Deep neural networks have been highly successful at a number of tasks; this paper takes a step back and looks at why such deep architectures have been successful. In deep neural networks more often than not, we have far more trainable parameters than the number of training examples and for some reason they seem to generalize very well despite violating the conventional rules of statistical learning. This paper seeks to understand generalization at a very fundamental level and tries to answer what causes a neural network to go beyond memorising labels and actually build intuitions about the underlying patterns in the data.

In the first experiment, to probe this question, the authors do something quite interesting - they switch the labels in the training data to be completely random. At first this does not make sense but what’s really interesting is the fact that in spite of being trained on completely random data, the network achieves zero training error. Next they kept the labels the same but replaced the images with completely random pixels and yet again we see zero error during training. The authors argue that the effective capacity of large networks makes it possible to memorise even large datasets like CIFAR-10 since changing the labels to be random is essentially a data transformation.



Another notable finding is that when trained with partially corrupted labels, deeper networks had better test accuracy. The only qualm I have here is that the authors did not address the problem of overfitting well enough here.

The authors then discuss how neural networks have implicit regularization at play since even without explicit regularization methods like dropout and weight decay, neural networks are still able to achieve good enough generalization. Therefore, regularization can’t be the fundamental reason behind generalization.

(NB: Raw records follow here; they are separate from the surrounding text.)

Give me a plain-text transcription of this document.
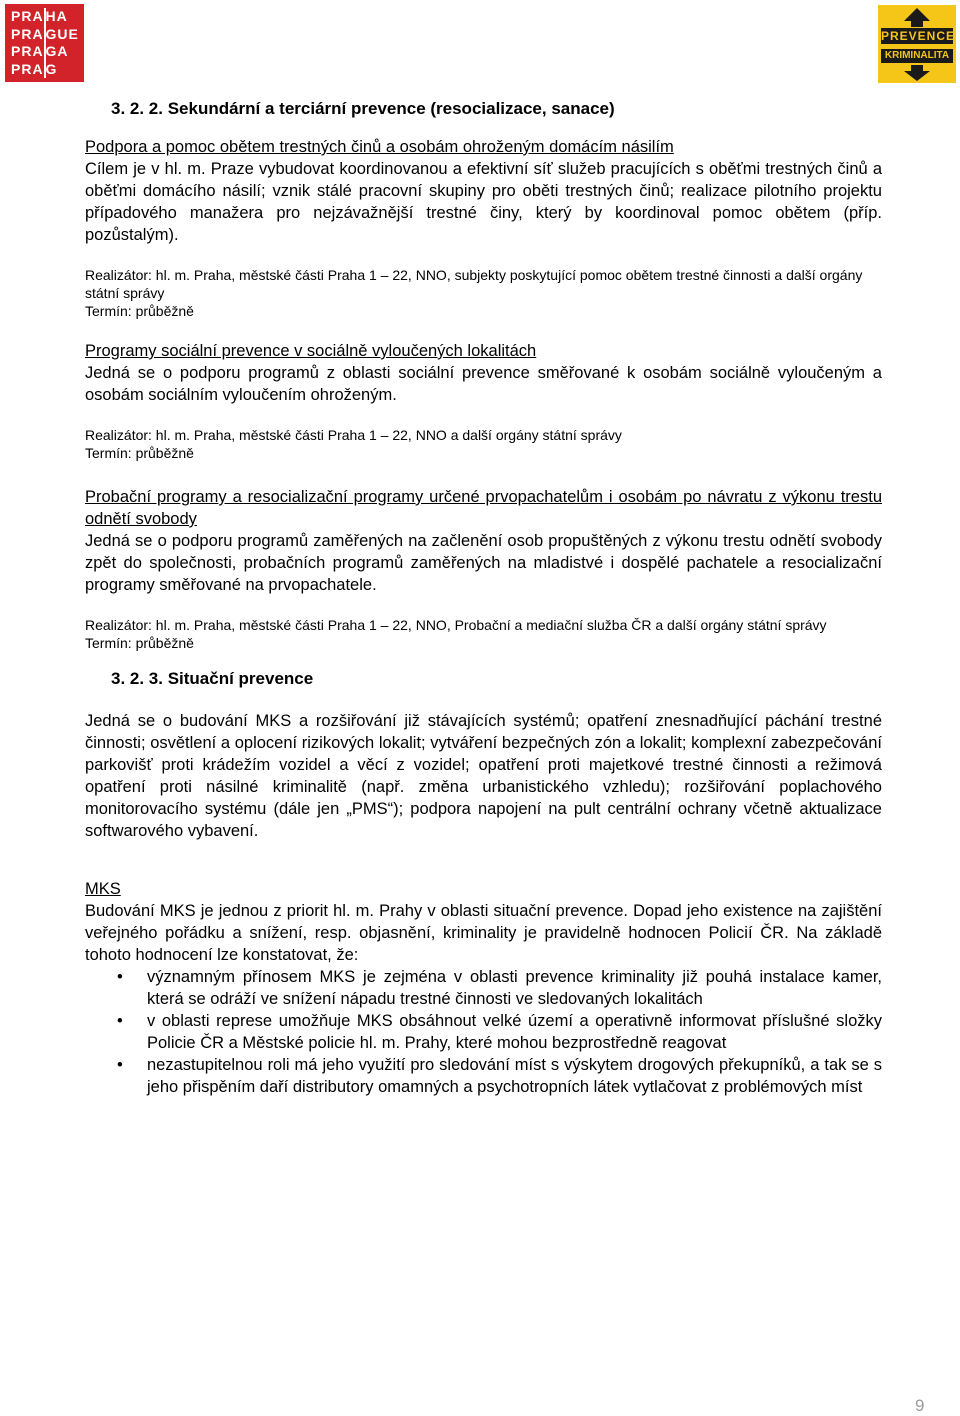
PRA HA
PRA GUE
PRA GA
PRA G
PREVENCE
KRIMINALITA

3. 2. 2. Sekundární a terciární prevence (resocializace, sanace)

Podpora a pomoc obětem trestných činů a osobám ohroženým domácím násilím

Cílem je v hl. m. Praze vybudovat koordinovanou a efektivní síť služeb pracujících s oběťmi trestných činů a oběťmi domácího násilí; vznik stálé pracovní skupiny pro oběti trestných činů; realizace pilotního projektu případového manažera pro nejzávažnější trestné činy, který by koordinoval pomoc obětem (příp. pozůstalým).

Realizátor: hl. m. Praha, městské části Praha 1 – 22, NNO, subjekty poskytující pomoc obětem trestné činnosti a další orgány státní správy

Termín: průběžně

Programy sociální prevence v sociálně vyloučených lokalitách

Jedná se o podporu programů z oblasti sociální prevence směřované k osobám sociálně vyloučeným a osobám sociálním vyloučením ohroženým.

Realizátor: hl. m. Praha, městské části Praha 1 – 22, NNO a další orgány státní správy

Termín: průběžně

Probační programy a resocializační programy určené prvopachatelům i osobám po návratu z výkonu trestu odnětí svobody

Jedná se o podporu programů zaměřených na začlenění osob propuštěných z výkonu trestu odnětí svobody zpět do společnosti, probačních programů zaměřených na mladistvé i dospělé pachatele a resocializační programy směřované na prvopachatele.

Realizátor: hl. m. Praha, městské části Praha 1 – 22, NNO, Probační a mediační služba ČR a další orgány státní správy

Termín: průběžně

3. 2. 3. Situační prevence

Jedná se o budování MKS a rozšiřování již stávajících systémů; opatření znesnadňující páchání trestné činnosti; osvětlení a oplocení rizikových lokalit; vytváření bezpečných zón a lokalit; komplexní zabezpečování parkovišť proti krádežím vozidel a věcí z vozidel; opatření proti majetkové trestné činnosti a režimová opatření proti násilné kriminalitě (např. změna urbanistického vzhledu); rozšiřování poplachového monitorovacího systému (dále jen „PMS“); podpora napojení na pult centrální ochrany včetně aktualizace softwarového vybavení.

MKS

Budování MKS je jednou z priorit hl. m. Prahy v oblasti situační prevence. Dopad jeho existence na zajištění veřejného pořádku a snížení, resp. objasnění, kriminality je pravidelně hodnocen Policií ČR. Na základě tohoto hodnocení lze konstatovat, že:

• významným přínosem MKS je zejména v oblasti prevence kriminality již pouhá instalace kamer, která se odráží ve snížení nápadu trestné činnosti ve sledovaných lokalitách
• v oblasti represe umožňuje MKS obsáhnout velké území a operativně informovat příslušné složky Policie ČR a Městské policie hl. m. Prahy, které mohou bezprostředně reagovat
• nezastupitelnou roli má jeho využití pro sledování míst s výskytem drogových překupníků, a tak se s jeho přispěním daří distributory omamných a psychotropních látek vytlačovat z problémových míst
9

The authors conclude that effective capacity of deep neural networks are large enough to memorize data. Essentially neural networks are excellent to memorize input-output relationships. Yoshua Bengio et al in their paper “A Closer Look at Memorization in Deep Networks” explore this line of thought further. They find that at first neural networks identify simple patterns by exploiting training examples which have an easier input-output mapping. Once these simple patterns are identified, the neural networks start to memorize the dataset to completely overfit on the dataset. A similar line of work by Schwartz-Ziv and Tishby (“Opening the black box of Deep Neural Networks via Information”) try to explain some of these intuitions using information theory which I found quite interesting. They try to find how much mutual information is present at every activation layer. A truly remarkable insight which they present in their paper is about the training process of neural networks. In the first phase of the training process the network gains information about the label and the input. During the second phase, the network keeps gaining more information about the label but starts to lose information about the input which are irrelevant. This second phase which is much slower regularizes the network.





What really intrigued me in this paper by Zhang et al are the questions that the authors are asking which has led to a lot of interesting line of research. A recent paper by Chollet “On the Measure of Intelligence” talks about the need for a more definitive way to evaluate “intelligence” if we are to move towards AGI. I think understanding generalization at a fundamental level is the key to unlocking AGI.